La debilidad y evanescencia de las reglas de la democracia sindical son un serio obstáculo al ejercicio de la representación, porque se introduce, así, una quiebra de la relación entre representados y representantes, consignando a los grupos dirigentes un poder totalmente discrecional. La unidad sindical, de la que hablaba Di Vittorio, puede ser sólo la salida de un proceso responsable de diálogo y mediación donde se dé voz y legitimidad a todas las posiciones diversas; y sólo un procedimiento auténticamente democrático puede realizar una síntesis compartida y dirimir las cuestiones controvertidas.

La democracia es, pues, la forma donde la unidad puede realizarse. La CSIL es, en esa dirección, quien debe dar el paso decisivo, abriéndose a un diálogo para definir unas comunes reglas democráticas: sobre todo, unas reglas intersindicales, autónomamente decididas sobre las que sucesivamente puede haber una legislación que les dé cobertura y hacerlas obligatorias para todos. Así, la unidad, en sustancia, puede ser el resultado de dos procesos paralelos: resindicalización y democratización.

Una vez reconstituidas las condiciones para un sindicato que ejerce la representación social, se trata posteriormente de ajustar las cuentas con las condiciones políticas. Si el cuadro político-institucional no ofrece ningún instrumento de concertación ni ninguna forma de coparticipación responsable en las decisiones, se pierde una condición esencial.

La otra cara de la representación es la negociación. Representar no es un fin en sí mismo, pero debe incorporarse a un proceso político donde el sujeto sindical se mide con otros sujetos y otros intereses, con todos los problemas del equilibrio general del país. Este proceso supera la unilateralidad, va más allá de la dimensión corporativa y asume una dimensión nacional. Pero si se queda bloqueado, sino existe un interlocutor político, la representación no tiene su salida natural, y puede traducirse en formas de maximalismo veleidoso o de corporativismo. De ese modo se cierra el círculo y se corre el riesgo de volver al punto de partida.
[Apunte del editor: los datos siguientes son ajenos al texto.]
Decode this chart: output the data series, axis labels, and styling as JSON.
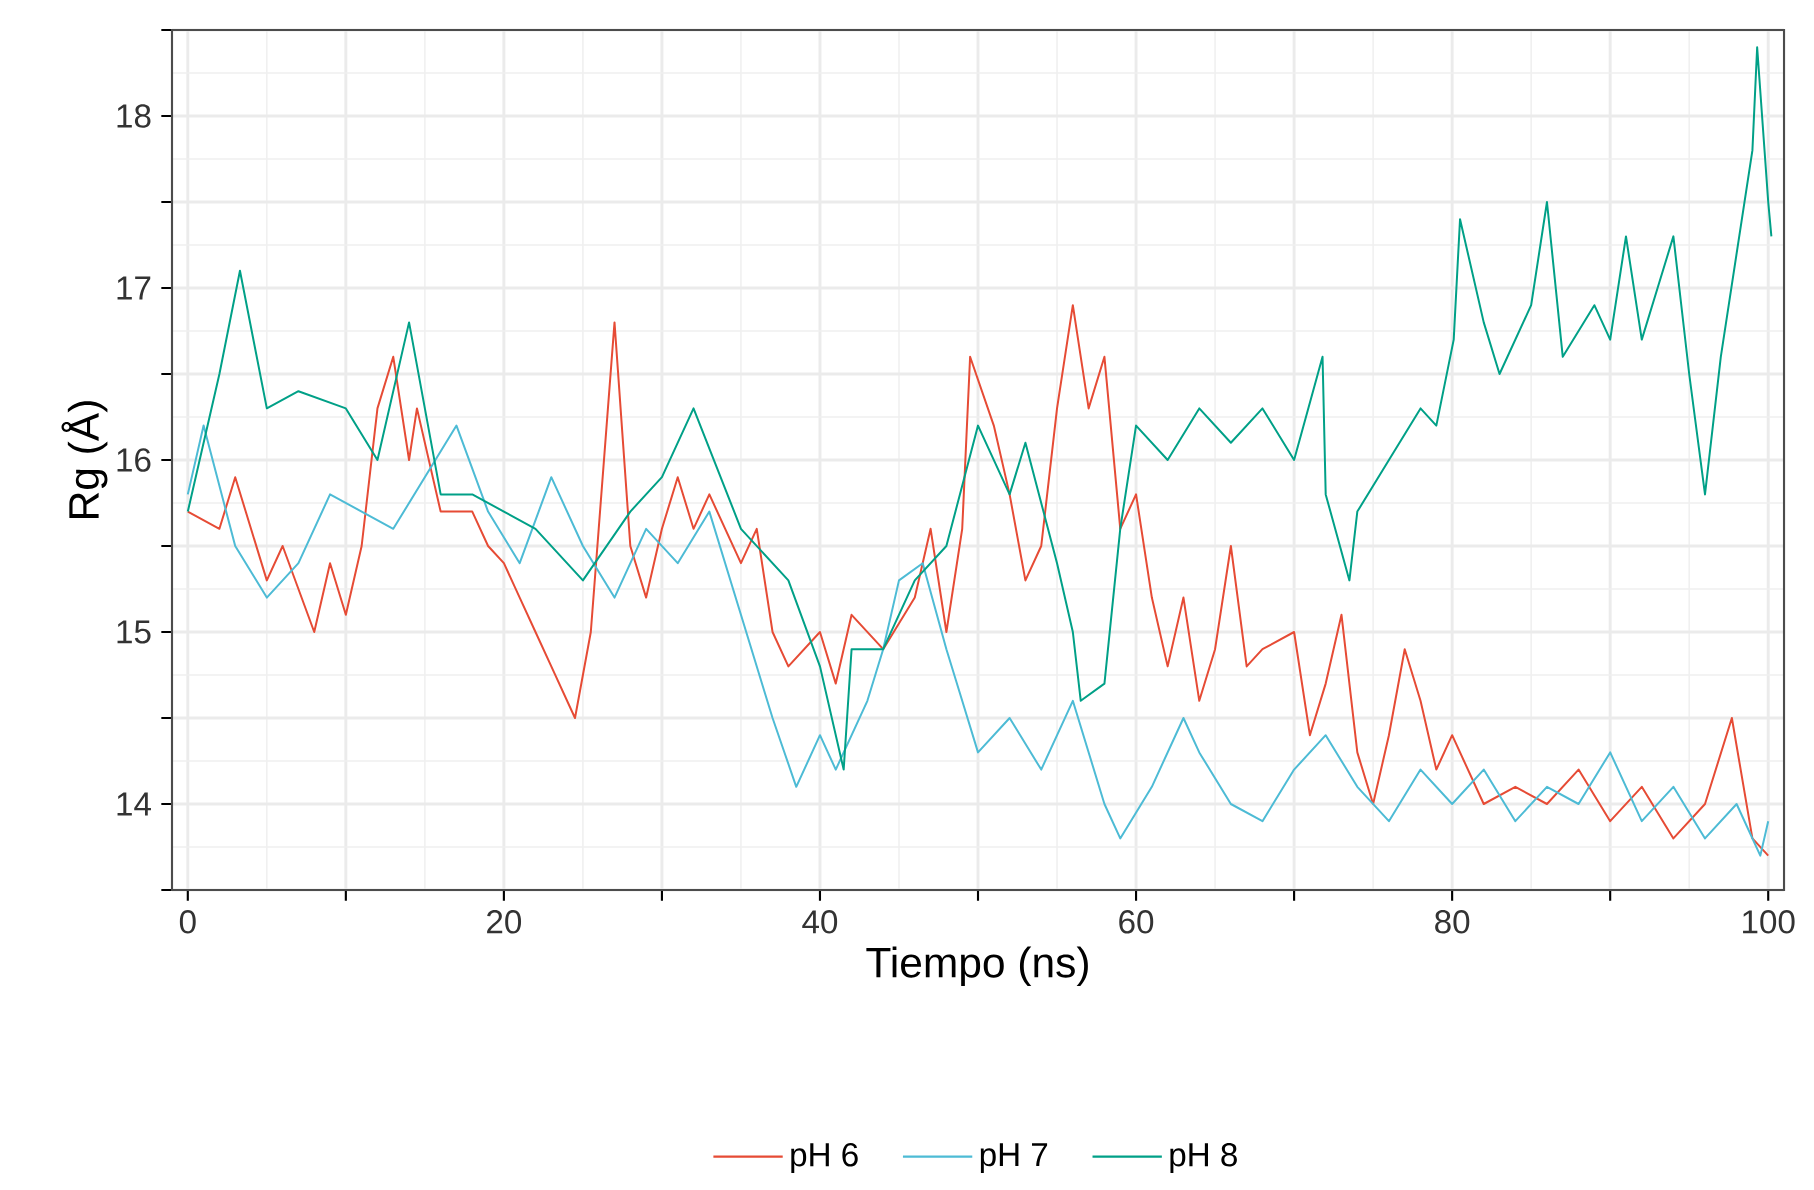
{
  "chart_data": {
    "type": "line",
    "xlabel": "Tiempo (ns)",
    "ylabel": "Rg (Å)",
    "xlim": [
      -1,
      101
    ],
    "ylim": [
      13.5,
      18.5
    ],
    "xticks": [
      0,
      {
        "value": 10,
        "label": null
      },
      20,
      {
        "value": 30,
        "label": null
      },
      40,
      {
        "value": 50,
        "label": null
      },
      60,
      {
        "value": 70,
        "label": null
      },
      80,
      {
        "value": 90,
        "label": null
      },
      100
    ],
    "yticks": [
      {
        "value": 13.5,
        "label": null
      },
      14,
      {
        "value": 14.5,
        "label": null
      },
      15,
      {
        "value": 15.5,
        "label": null
      },
      16,
      {
        "value": 16.5,
        "label": null
      },
      17,
      {
        "value": 17.5,
        "label": null
      },
      18,
      {
        "value": 18.5,
        "label": null
      }
    ],
    "grid": true,
    "legend": "bottom",
    "series": [
      {
        "name": "pH 6",
        "color": "#e64b35",
        "x": [
          0,
          2,
          3,
          5,
          6,
          8,
          9,
          10,
          11,
          12,
          13,
          14,
          14.5,
          16,
          18,
          19,
          20,
          21,
          22,
          23,
          24.5,
          25.5,
          26,
          27,
          28,
          29,
          30,
          31,
          32,
          33,
          35,
          36,
          37,
          38,
          40,
          41,
          42,
          44,
          46,
          47,
          48,
          49,
          49.5,
          51,
          52,
          53,
          54,
          55,
          56,
          57,
          58,
          59,
          60,
          61,
          62,
          63,
          64,
          65,
          66,
          67,
          68,
          70,
          71,
          72,
          73,
          74,
          75,
          76,
          77,
          78,
          79,
          80,
          82,
          84,
          86,
          88,
          90,
          92,
          94,
          96,
          97.7,
          99,
          100
        ],
        "values": [
          15.7,
          15.6,
          15.9,
          15.3,
          15.5,
          15.0,
          15.4,
          15.1,
          15.5,
          16.3,
          16.6,
          16.0,
          16.3,
          15.7,
          15.7,
          15.5,
          15.4,
          15.2,
          15.0,
          14.8,
          14.5,
          15.0,
          15.6,
          16.8,
          15.5,
          15.2,
          15.6,
          15.9,
          15.6,
          15.8,
          15.4,
          15.6,
          15.0,
          14.8,
          15.0,
          14.7,
          15.1,
          14.9,
          15.2,
          15.6,
          15.0,
          15.6,
          16.6,
          16.2,
          15.8,
          15.3,
          15.5,
          16.3,
          16.9,
          16.3,
          16.6,
          15.6,
          15.8,
          15.2,
          14.8,
          15.2,
          14.6,
          14.9,
          15.5,
          14.8,
          14.9,
          15.0,
          14.4,
          14.7,
          15.1,
          14.3,
          14.0,
          14.4,
          14.9,
          14.6,
          14.2,
          14.4,
          14.0,
          14.1,
          14.0,
          14.2,
          13.9,
          14.1,
          13.8,
          14.0,
          14.5,
          13.8,
          13.7
        ]
      },
      {
        "name": "pH 7",
        "color": "#4dbbd5",
        "x": [
          0,
          1,
          3,
          5,
          7,
          9,
          11,
          13,
          15,
          17,
          19,
          21,
          23,
          25,
          27,
          29,
          31,
          33,
          35,
          37,
          38.5,
          40,
          41,
          43,
          44,
          45,
          46.5,
          48,
          49,
          50,
          52,
          54,
          56,
          58,
          59,
          61,
          63,
          64,
          66,
          68,
          70,
          72,
          74,
          76,
          78,
          80,
          82,
          84,
          86,
          88,
          90,
          92,
          94,
          96,
          98,
          99.5,
          100
        ],
        "values": [
          15.8,
          16.2,
          15.5,
          15.2,
          15.4,
          15.8,
          15.7,
          15.6,
          15.9,
          16.2,
          15.7,
          15.4,
          15.9,
          15.5,
          15.2,
          15.6,
          15.4,
          15.7,
          15.1,
          14.5,
          14.1,
          14.4,
          14.2,
          14.6,
          14.9,
          15.3,
          15.4,
          14.9,
          14.6,
          14.3,
          14.5,
          14.2,
          14.6,
          14.0,
          13.8,
          14.1,
          14.5,
          14.3,
          14.0,
          13.9,
          14.2,
          14.4,
          14.1,
          13.9,
          14.2,
          14.0,
          14.2,
          13.9,
          14.1,
          14.0,
          14.3,
          13.9,
          14.1,
          13.8,
          14.0,
          13.7,
          13.9
        ]
      },
      {
        "name": "pH 8",
        "color": "#00a087",
        "x": [
          0,
          2,
          3.3,
          5,
          7,
          10,
          12,
          14,
          16,
          18,
          20,
          22,
          25,
          28,
          30,
          32,
          35,
          38,
          40,
          41.5,
          42,
          44,
          46,
          48,
          50,
          52,
          53,
          55,
          56,
          56.5,
          58,
          59,
          60,
          62,
          64,
          66,
          68,
          70,
          71.8,
          72,
          73.5,
          74,
          76,
          78,
          79,
          80.1,
          80.5,
          82,
          83,
          85,
          86,
          87,
          89,
          90,
          91,
          92,
          93,
          94,
          95,
          96,
          97,
          98,
          99,
          99.3,
          100,
          100.2
        ],
        "values": [
          15.7,
          16.5,
          17.1,
          16.3,
          16.4,
          16.3,
          16.0,
          16.8,
          15.8,
          15.8,
          15.7,
          15.6,
          15.3,
          15.7,
          15.9,
          16.3,
          15.6,
          15.3,
          14.8,
          14.2,
          14.9,
          14.9,
          15.3,
          15.5,
          16.2,
          15.8,
          16.1,
          15.4,
          15.0,
          14.6,
          14.7,
          15.6,
          16.2,
          16.0,
          16.3,
          16.1,
          16.3,
          16.0,
          16.6,
          15.8,
          15.3,
          15.7,
          16.0,
          16.3,
          16.2,
          16.7,
          17.4,
          16.8,
          16.5,
          16.9,
          17.5,
          16.6,
          16.9,
          16.7,
          17.3,
          16.7,
          17.0,
          17.3,
          16.5,
          15.8,
          16.6,
          17.2,
          17.8,
          18.4,
          17.5,
          17.3
        ]
      }
    ]
  }
}
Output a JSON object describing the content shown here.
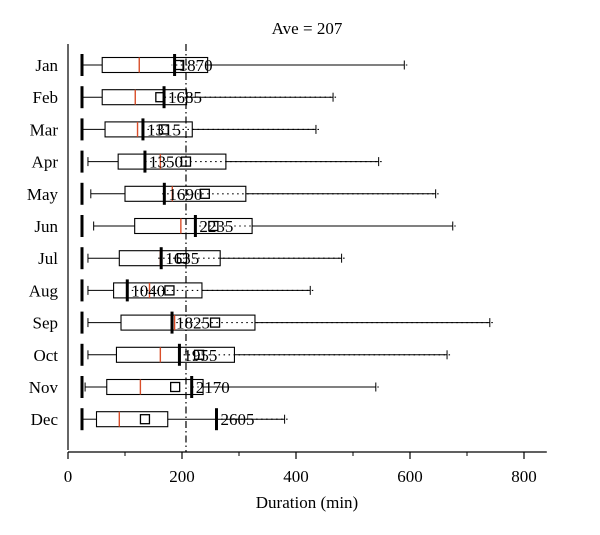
{
  "chart_data": {
    "type": "boxplot",
    "title": "Ave = 207",
    "xlabel": "Duration (min)",
    "ylabel": "",
    "xlim": [
      0,
      840
    ],
    "xticks": [
      0,
      200,
      400,
      600,
      800
    ],
    "average_line": 207,
    "months": [
      {
        "label": "Jan",
        "min": 25,
        "q1": 60,
        "median": 125,
        "mean": 195,
        "q3": 245,
        "whisker": 590,
        "max_value": 1870
      },
      {
        "label": "Feb",
        "min": 25,
        "q1": 60,
        "median": 118,
        "mean": 162,
        "q3": 208,
        "whisker": 465,
        "max_value": 1685
      },
      {
        "label": "Mar",
        "min": 25,
        "q1": 65,
        "median": 122,
        "mean": 168,
        "q3": 218,
        "whisker": 435,
        "max_value": 1315
      },
      {
        "label": "Apr",
        "min": 35,
        "q1": 88,
        "median": 162,
        "mean": 207,
        "q3": 277,
        "whisker": 545,
        "max_value": 1350
      },
      {
        "label": "May",
        "min": 40,
        "q1": 100,
        "median": 183,
        "mean": 240,
        "q3": 312,
        "whisker": 645,
        "max_value": 1690
      },
      {
        "label": "Jun",
        "min": 45,
        "q1": 117,
        "median": 198,
        "mean": 255,
        "q3": 323,
        "whisker": 675,
        "max_value": 2235
      },
      {
        "label": "Jul",
        "min": 35,
        "q1": 90,
        "median": 162,
        "mean": 200,
        "q3": 267,
        "whisker": 480,
        "max_value": 1635
      },
      {
        "label": "Aug",
        "min": 35,
        "q1": 80,
        "median": 143,
        "mean": 178,
        "q3": 235,
        "whisker": 425,
        "max_value": 1040
      },
      {
        "label": "Sep",
        "min": 35,
        "q1": 93,
        "median": 187,
        "mean": 258,
        "q3": 328,
        "whisker": 740,
        "max_value": 1825
      },
      {
        "label": "Oct",
        "min": 35,
        "q1": 85,
        "median": 162,
        "mean": 230,
        "q3": 292,
        "whisker": 665,
        "max_value": 1955
      },
      {
        "label": "Nov",
        "min": 30,
        "q1": 68,
        "median": 127,
        "mean": 188,
        "q3": 237,
        "whisker": 540,
        "max_value": 2170
      },
      {
        "label": "Dec",
        "min": 25,
        "q1": 50,
        "median": 90,
        "mean": 135,
        "q3": 175,
        "whisker": 380,
        "max_value": 2605
      }
    ],
    "colors": {
      "median": "#d94e2a",
      "box": "#000000",
      "whisker": "#000000"
    }
  }
}
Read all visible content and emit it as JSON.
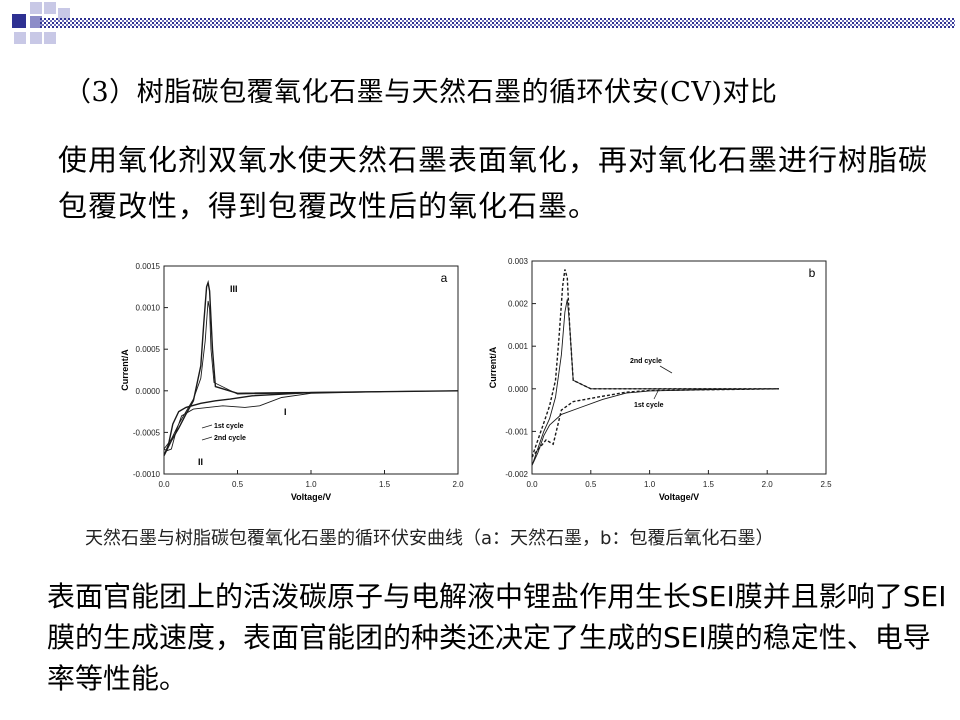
{
  "slide": {
    "title": "（3）树脂碳包覆氧化石墨与天然石墨的循环伏安(CV)对比",
    "paragraph1": "使用氧化剂双氧水使天然石墨表面氧化，再对氧化石墨进行树脂碳包覆改性，得到包覆改性后的氧化石墨。",
    "caption": "天然石墨与树脂碳包覆氧化石墨的循环伏安曲线（a：天然石墨，b：包覆后氧化石墨）",
    "paragraph2": "表面官能团上的活泼碳原子与电解液中锂盐作用生长SEI膜并且影响了SEI膜的生成速度，表面官能团的种类还决定了生成的SEI膜的稳定性、电导率等性能。"
  },
  "colors": {
    "accent_navy": "#2e3192",
    "accent_light": "#c8c8e6",
    "accent_mid": "#8c8cc8"
  },
  "chart_data": [
    {
      "type": "line",
      "panel_label": "a",
      "xlabel": "Voltage/V",
      "ylabel": "Current/A",
      "xlim": [
        0.0,
        2.0
      ],
      "ylim": [
        -0.001,
        0.0015
      ],
      "x_ticks": [
        "0.0",
        "0.5",
        "1.0",
        "1.5",
        "2.0"
      ],
      "y_ticks": [
        "0.0015",
        "0.0010",
        "0.0005",
        "0.0000",
        "-0.0005",
        "-0.0010"
      ],
      "series": [
        {
          "name": "1st cycle",
          "points": [
            [
              0.0,
              -0.0007
            ],
            [
              0.05,
              -0.00058
            ],
            [
              0.1,
              -0.0004
            ],
            [
              0.15,
              -0.00025
            ],
            [
              0.2,
              -0.0001
            ],
            [
              0.25,
              0.00015
            ],
            [
              0.28,
              0.0006
            ],
            [
              0.3,
              0.00108
            ],
            [
              0.31,
              0.00098
            ],
            [
              0.32,
              0.0005
            ],
            [
              0.34,
              0.0001
            ],
            [
              0.5,
              -4e-05
            ],
            [
              1.0,
              -2e-05
            ],
            [
              1.5,
              -1e-05
            ],
            [
              2.0,
              0.0
            ],
            [
              1.5,
              -1e-05
            ],
            [
              1.0,
              -3e-05
            ],
            [
              0.8,
              -8e-05
            ],
            [
              0.65,
              -0.00018
            ],
            [
              0.55,
              -0.0002
            ],
            [
              0.4,
              -0.00018
            ],
            [
              0.3,
              -0.0002
            ],
            [
              0.2,
              -0.00022
            ],
            [
              0.12,
              -0.0003
            ],
            [
              0.08,
              -0.0005
            ],
            [
              0.05,
              -0.0007
            ],
            [
              0.02,
              -0.00072
            ],
            [
              0.0,
              -0.0007
            ]
          ]
        },
        {
          "name": "2nd cycle",
          "points": [
            [
              0.0,
              -0.00078
            ],
            [
              0.05,
              -0.0006
            ],
            [
              0.1,
              -0.00045
            ],
            [
              0.15,
              -0.00028
            ],
            [
              0.2,
              -0.00012
            ],
            [
              0.25,
              0.0003
            ],
            [
              0.27,
              0.0008
            ],
            [
              0.29,
              0.00125
            ],
            [
              0.3,
              0.0013
            ],
            [
              0.31,
              0.0012
            ],
            [
              0.33,
              0.0005
            ],
            [
              0.35,
              5e-05
            ],
            [
              0.5,
              -3e-05
            ],
            [
              1.0,
              -2e-05
            ],
            [
              2.0,
              0.0
            ],
            [
              1.0,
              -2e-05
            ],
            [
              0.6,
              -6e-05
            ],
            [
              0.45,
              -0.0001
            ],
            [
              0.35,
              -0.00012
            ],
            [
              0.25,
              -0.00015
            ],
            [
              0.15,
              -0.0002
            ],
            [
              0.1,
              -0.00025
            ],
            [
              0.06,
              -0.0004
            ],
            [
              0.03,
              -0.00065
            ],
            [
              0.0,
              -0.00078
            ]
          ]
        }
      ],
      "annotations": [
        "III",
        "II",
        "I",
        "1st cycle",
        "2nd cycle"
      ]
    },
    {
      "type": "line",
      "panel_label": "b",
      "xlabel": "Voltage/V",
      "ylabel": "Current/A",
      "xlim": [
        0.0,
        2.5
      ],
      "ylim": [
        -0.002,
        0.003
      ],
      "x_ticks": [
        "0.0",
        "0.5",
        "1.0",
        "1.5",
        "2.0",
        "2.5"
      ],
      "y_ticks": [
        "0.003",
        "0.002",
        "0.001",
        "0.000",
        "-0.001",
        "-0.002"
      ],
      "series": [
        {
          "name": "1st cycle",
          "points": [
            [
              0.0,
              -0.0018
            ],
            [
              0.05,
              -0.0014
            ],
            [
              0.1,
              -0.001
            ],
            [
              0.15,
              -0.0007
            ],
            [
              0.2,
              -0.0002
            ],
            [
              0.25,
              0.0008
            ],
            [
              0.28,
              0.0018
            ],
            [
              0.3,
              0.0021
            ],
            [
              0.32,
              0.0015
            ],
            [
              0.35,
              0.0002
            ],
            [
              0.5,
              0.0
            ],
            [
              1.0,
              0.0
            ],
            [
              2.1,
              0.0
            ],
            [
              1.5,
              -2e-05
            ],
            [
              1.0,
              -5e-05
            ],
            [
              0.8,
              -0.0001
            ],
            [
              0.6,
              -0.00025
            ],
            [
              0.4,
              -0.00045
            ],
            [
              0.25,
              -0.0006
            ],
            [
              0.15,
              -0.00085
            ],
            [
              0.1,
              -0.0011
            ],
            [
              0.05,
              -0.0015
            ],
            [
              0.0,
              -0.0018
            ]
          ]
        },
        {
          "name": "2nd cycle",
          "points": [
            [
              0.0,
              -0.0016
            ],
            [
              0.05,
              -0.0012
            ],
            [
              0.1,
              -0.0008
            ],
            [
              0.15,
              -0.0004
            ],
            [
              0.2,
              0.0002
            ],
            [
              0.23,
              0.0012
            ],
            [
              0.26,
              0.0024
            ],
            [
              0.28,
              0.0028
            ],
            [
              0.3,
              0.0026
            ],
            [
              0.32,
              0.0015
            ],
            [
              0.35,
              0.0002
            ],
            [
              0.5,
              0.0
            ],
            [
              1.0,
              0.0
            ],
            [
              2.1,
              0.0
            ],
            [
              1.5,
              -2e-05
            ],
            [
              1.0,
              -4e-05
            ],
            [
              0.8,
              -8e-05
            ],
            [
              0.55,
              -0.0002
            ],
            [
              0.35,
              -0.0003
            ],
            [
              0.25,
              -0.0005
            ],
            [
              0.18,
              -0.0013
            ],
            [
              0.12,
              -0.0012
            ],
            [
              0.06,
              -0.0014
            ],
            [
              0.0,
              -0.0016
            ]
          ]
        }
      ],
      "annotations": [
        "2nd cycle",
        "1st cycle"
      ]
    }
  ]
}
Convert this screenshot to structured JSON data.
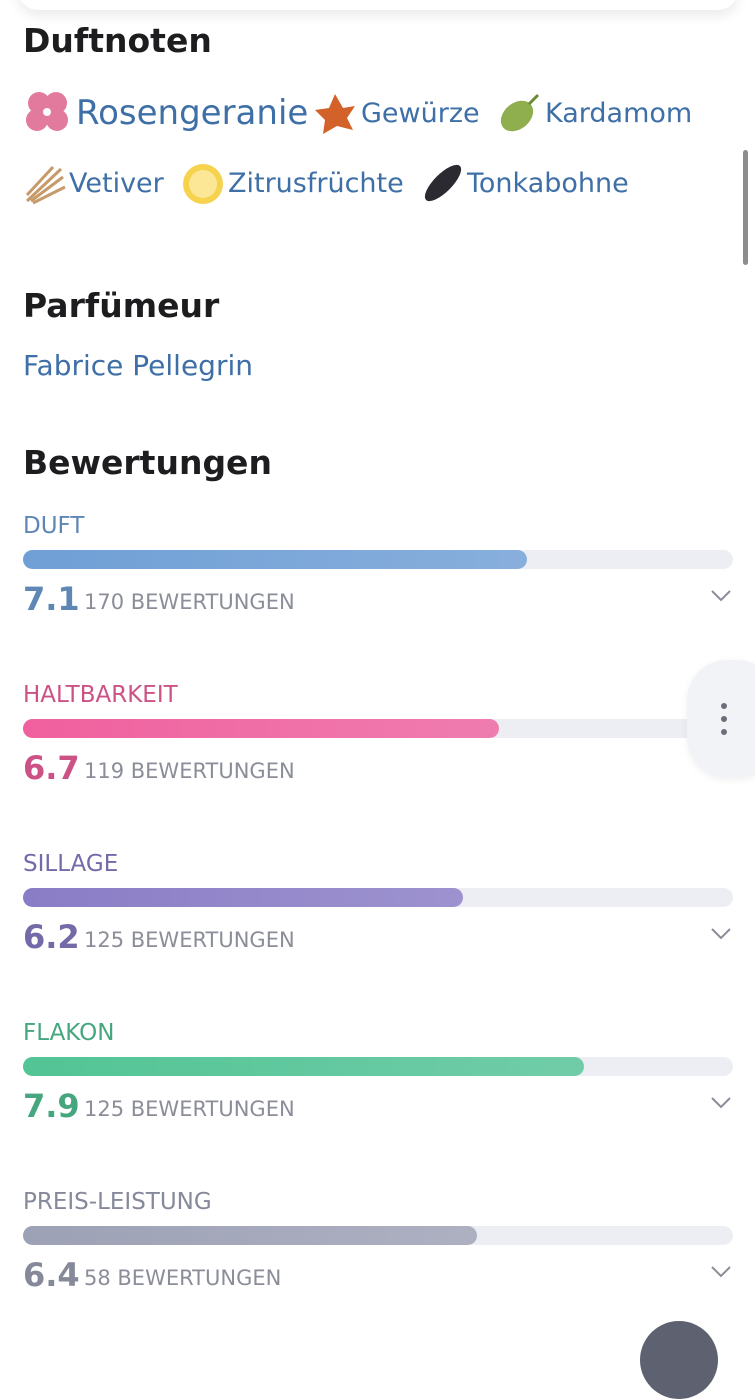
{
  "notes": {
    "title": "Duftnoten",
    "items": [
      "Rosengeranie",
      "Gewürze",
      "Kardamom",
      "Vetiver",
      "Zitrusfrüchte",
      "Tonkabohne"
    ]
  },
  "perfumer": {
    "title": "Parfümeur",
    "name": "Fabrice Pellegrin"
  },
  "ratings": {
    "title": "Bewertungen",
    "range": [
      0,
      10
    ],
    "items": [
      {
        "label": "DUFT",
        "value": 7.1,
        "count": "170 BEWERTUNGEN",
        "color": "#6f9fd6"
      },
      {
        "label": "HALTBARKEIT",
        "value": 6.7,
        "count": "119 BEWERTUNGEN",
        "color": "#f0609e"
      },
      {
        "label": "SILLAGE",
        "value": 6.2,
        "count": "125 BEWERTUNGEN",
        "color": "#8a7cc6"
      },
      {
        "label": "FLAKON",
        "value": 7.9,
        "count": "125 BEWERTUNGEN",
        "color": "#52c495"
      },
      {
        "label": "PREIS-LEISTUNG",
        "value": 6.4,
        "count": "58 BEWERTUNGEN",
        "color": "#9da1b5"
      }
    ]
  }
}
Esta es la difícil contradicción de esta fase. La dificultad está en el hecho de que la autonomía sindical tiene necesidad de encontrar una salida política, pero con el actual gobierno de centro-derecha no existen las condiciones para una interlocución mínimamente eficaz. Sin embargo, no se trata de una situación totalmente bloqueada porque el sistema político tiene todavía algunas articulaciones, es decir, no es un régimen compacto y monolítico del todo.

* Fue durante años secretario general de la CGIL lombarda y, en la actualidad, dirige el Sindicato de Pensionistas Italiano de la Lombardía.

Artículo publicado en "Rassegna Sindacale", traducido del italiano por José Luis López Bulla.